O capítulo final de João oferece uma oportunidade para refletir não tanto sobre o trabalho em si, mas sobre a identidade do trabalhador. Os discípulos estavam pescando quando encontraram Jesus. Isso às vezes é visto como algo ruim, como se eles pescassem quando deveriam estar pregando o reino de Deus. Mas não há nada no texto que sugira desaprovação. Em vez disso, Jesus abençoa o trabalho deles com uma pesca milagrosa. Depois disso, eles retornam ao trabalho que lhes foi designado como pregadores, mas mesmo essa atitude reflete apenas seu chamado específico, sem representar um desprezo pela pesca em si.

Seja como for, o ponto alto do capítulo é a restauração de Pedro e o contraste do futuro de Pedro com o do “discípulo a quem Jesus amava” (Jo 21.20). A tríplice afirmação de Pedro quanto a seu amor pelo Mestre restaura seu relacionamento com Jesus após sua tríplice negação anterior. Olhando para o futuro, Pedro suportará o martírio, ao mesmo tempo em que é enigmaticamente sugerido que o Discípulo Amado desfrutará de uma vida mais longa. Concentraremos nossa atenção nesta última figura, uma vez que sua autodesignação fala diretamente à questão da identidade humana.

É curioso que a identidade do Discípulo Amado nunca seja revelada no Quarto Evangelho. A maioria dos estudiosos deduz que ele é o apóstolo João (embora haja alguns dissidentes [1]), mas a verdadeira questão é por que ele esconde seu nome com tanto sigilo. Uma possível resposta seria que ele deseja se distinguir dos outros discípulos. Ele é amado de modo especial por Jesus. Mas seria um motivo estranho em um Evangelho permeado pelo modelo de humildade e abnegação de Cristo.

Uma explicação muito melhor é que ele se autodenomina o “discípulo a quem Jesus amava” como uma forma de representar o que é verdade em relação a todos os discípulos. Todos devemos encontrar nossa identidade, acima de tudo, no fato de que Jesus nos ama. Quando você pergunta a João quem ele é, ele não responde revelando seu nome, suas conexões familiares ou sua ocupação. Ele responde: “Eu sou alguém que Jesus ama”. Nas palavras de João, o Discípulo Amado se encontra “reclinado no seio de Jesus” (Jo 13.23, ARC) e, da mesma forma, o Messias encontra sua identidade “no seio do Pai” (Jo 1.18, ARC). [2] Da mesma forma, devemos descobrir quem somos não naquilo que fizemos, ou em quem conhecemos, ou no que temos, mas no amor de Jesus por nós.

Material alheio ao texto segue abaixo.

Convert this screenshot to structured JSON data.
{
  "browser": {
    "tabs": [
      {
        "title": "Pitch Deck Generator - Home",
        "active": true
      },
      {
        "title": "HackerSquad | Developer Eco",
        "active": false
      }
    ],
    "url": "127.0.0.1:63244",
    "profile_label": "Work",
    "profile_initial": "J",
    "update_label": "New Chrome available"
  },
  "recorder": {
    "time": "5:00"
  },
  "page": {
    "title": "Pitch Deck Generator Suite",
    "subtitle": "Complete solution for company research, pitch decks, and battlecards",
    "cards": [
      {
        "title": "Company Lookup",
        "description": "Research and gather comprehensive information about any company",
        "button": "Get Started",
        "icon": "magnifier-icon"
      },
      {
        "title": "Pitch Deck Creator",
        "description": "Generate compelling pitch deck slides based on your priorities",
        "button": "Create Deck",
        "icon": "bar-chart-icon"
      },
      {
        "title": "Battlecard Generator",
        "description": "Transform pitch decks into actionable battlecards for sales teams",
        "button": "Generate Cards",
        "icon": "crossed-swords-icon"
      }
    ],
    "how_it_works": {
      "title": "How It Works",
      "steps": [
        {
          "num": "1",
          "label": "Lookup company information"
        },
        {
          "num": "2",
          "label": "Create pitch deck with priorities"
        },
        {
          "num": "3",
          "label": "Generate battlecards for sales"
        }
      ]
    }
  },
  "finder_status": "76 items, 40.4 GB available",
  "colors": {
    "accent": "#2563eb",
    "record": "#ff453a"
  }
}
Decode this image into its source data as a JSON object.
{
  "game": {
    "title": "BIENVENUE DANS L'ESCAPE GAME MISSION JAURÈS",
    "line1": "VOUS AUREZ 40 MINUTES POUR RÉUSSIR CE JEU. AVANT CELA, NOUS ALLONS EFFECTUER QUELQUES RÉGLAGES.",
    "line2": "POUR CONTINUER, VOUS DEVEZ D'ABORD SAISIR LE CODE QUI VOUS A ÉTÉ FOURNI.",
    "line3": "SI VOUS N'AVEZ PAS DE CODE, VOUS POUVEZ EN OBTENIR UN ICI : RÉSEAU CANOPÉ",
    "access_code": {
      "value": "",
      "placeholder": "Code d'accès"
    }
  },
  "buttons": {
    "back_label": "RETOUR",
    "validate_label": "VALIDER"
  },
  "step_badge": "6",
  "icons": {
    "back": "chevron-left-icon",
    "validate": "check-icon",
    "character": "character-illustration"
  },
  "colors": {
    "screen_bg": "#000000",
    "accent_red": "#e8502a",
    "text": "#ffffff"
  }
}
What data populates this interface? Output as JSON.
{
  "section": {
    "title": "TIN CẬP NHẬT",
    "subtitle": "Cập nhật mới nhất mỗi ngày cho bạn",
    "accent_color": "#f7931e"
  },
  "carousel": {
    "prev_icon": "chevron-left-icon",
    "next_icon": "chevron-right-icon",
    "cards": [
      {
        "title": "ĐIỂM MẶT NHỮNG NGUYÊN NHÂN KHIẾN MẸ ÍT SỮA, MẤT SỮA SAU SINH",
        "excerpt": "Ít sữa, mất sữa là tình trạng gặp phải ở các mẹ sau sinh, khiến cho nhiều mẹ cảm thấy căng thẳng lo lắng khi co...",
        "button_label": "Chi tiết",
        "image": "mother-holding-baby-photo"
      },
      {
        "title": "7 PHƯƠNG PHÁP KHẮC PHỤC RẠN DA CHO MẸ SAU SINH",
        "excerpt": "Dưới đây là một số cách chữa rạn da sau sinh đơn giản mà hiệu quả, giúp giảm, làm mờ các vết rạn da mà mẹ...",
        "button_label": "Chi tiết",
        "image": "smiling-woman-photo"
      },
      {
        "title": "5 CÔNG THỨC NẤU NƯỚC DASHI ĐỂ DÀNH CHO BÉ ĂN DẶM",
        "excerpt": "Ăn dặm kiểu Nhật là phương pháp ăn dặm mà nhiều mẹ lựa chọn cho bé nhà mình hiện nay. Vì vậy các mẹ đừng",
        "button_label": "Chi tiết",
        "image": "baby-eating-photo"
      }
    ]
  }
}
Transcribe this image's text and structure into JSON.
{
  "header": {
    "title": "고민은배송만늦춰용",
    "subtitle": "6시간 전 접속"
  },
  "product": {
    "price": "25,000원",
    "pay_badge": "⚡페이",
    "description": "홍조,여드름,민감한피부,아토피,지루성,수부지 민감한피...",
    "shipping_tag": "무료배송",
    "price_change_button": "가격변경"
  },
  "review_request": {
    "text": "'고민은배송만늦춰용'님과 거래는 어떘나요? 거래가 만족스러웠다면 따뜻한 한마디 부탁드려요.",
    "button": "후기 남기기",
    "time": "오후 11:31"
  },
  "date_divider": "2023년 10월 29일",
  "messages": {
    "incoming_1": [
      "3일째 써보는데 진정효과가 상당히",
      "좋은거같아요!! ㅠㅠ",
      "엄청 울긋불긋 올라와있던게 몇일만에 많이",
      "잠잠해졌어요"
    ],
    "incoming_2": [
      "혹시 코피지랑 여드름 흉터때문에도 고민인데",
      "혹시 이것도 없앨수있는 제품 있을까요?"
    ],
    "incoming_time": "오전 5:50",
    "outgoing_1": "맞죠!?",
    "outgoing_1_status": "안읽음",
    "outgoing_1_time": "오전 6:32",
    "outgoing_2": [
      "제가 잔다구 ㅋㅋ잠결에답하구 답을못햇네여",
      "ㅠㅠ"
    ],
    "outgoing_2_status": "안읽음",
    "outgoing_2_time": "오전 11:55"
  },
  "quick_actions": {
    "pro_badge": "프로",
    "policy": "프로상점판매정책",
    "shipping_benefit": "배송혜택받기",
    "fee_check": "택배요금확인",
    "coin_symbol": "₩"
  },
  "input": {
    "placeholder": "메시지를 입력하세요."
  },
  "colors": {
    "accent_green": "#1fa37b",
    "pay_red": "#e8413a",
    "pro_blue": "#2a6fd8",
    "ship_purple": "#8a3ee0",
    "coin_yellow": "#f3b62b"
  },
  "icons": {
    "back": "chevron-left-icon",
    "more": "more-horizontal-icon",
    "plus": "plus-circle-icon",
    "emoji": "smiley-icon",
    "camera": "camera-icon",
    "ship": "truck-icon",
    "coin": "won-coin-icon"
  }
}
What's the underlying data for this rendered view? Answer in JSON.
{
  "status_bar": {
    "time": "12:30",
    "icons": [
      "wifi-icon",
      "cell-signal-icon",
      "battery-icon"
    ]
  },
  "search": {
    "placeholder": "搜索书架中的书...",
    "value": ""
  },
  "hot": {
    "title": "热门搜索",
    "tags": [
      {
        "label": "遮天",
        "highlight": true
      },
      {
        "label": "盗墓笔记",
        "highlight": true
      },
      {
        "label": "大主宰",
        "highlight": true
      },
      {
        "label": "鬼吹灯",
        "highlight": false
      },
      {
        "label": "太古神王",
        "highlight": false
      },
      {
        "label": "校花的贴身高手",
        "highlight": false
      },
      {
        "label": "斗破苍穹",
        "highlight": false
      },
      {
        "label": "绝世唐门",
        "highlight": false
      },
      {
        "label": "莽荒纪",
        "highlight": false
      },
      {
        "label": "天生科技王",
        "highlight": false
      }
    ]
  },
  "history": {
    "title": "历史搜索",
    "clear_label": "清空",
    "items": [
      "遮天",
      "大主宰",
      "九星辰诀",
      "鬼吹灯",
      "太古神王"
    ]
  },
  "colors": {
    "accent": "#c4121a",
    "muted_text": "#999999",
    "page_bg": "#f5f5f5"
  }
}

No entanto, se o amor de Jesus por nós — ou, poderíamos dizer, o amor do Pai por nós por meio de Jesus — se tornar a fonte de nossa identidade e a motivação de nossa vida, desenvolveremos esse amor em nossa atividade na criação de Deus. Um aspecto crucial dessa atividade é o nosso trabalho diário. Por meio da graça de Deus, o trabalho pode se tornar uma arena na qual vivemos nosso relacionamento com Deus e com os outros por meio do serviço amoroso. Nosso trabalho diário, por mais humilde ou exaltado que seja na opinião dos outros, torna-se o lugar onde a glória de Deus é exibida. Pela graça de Deus, ao trabalharmos, tornamo-nos parábolas vivas do amor e da glória de Deus.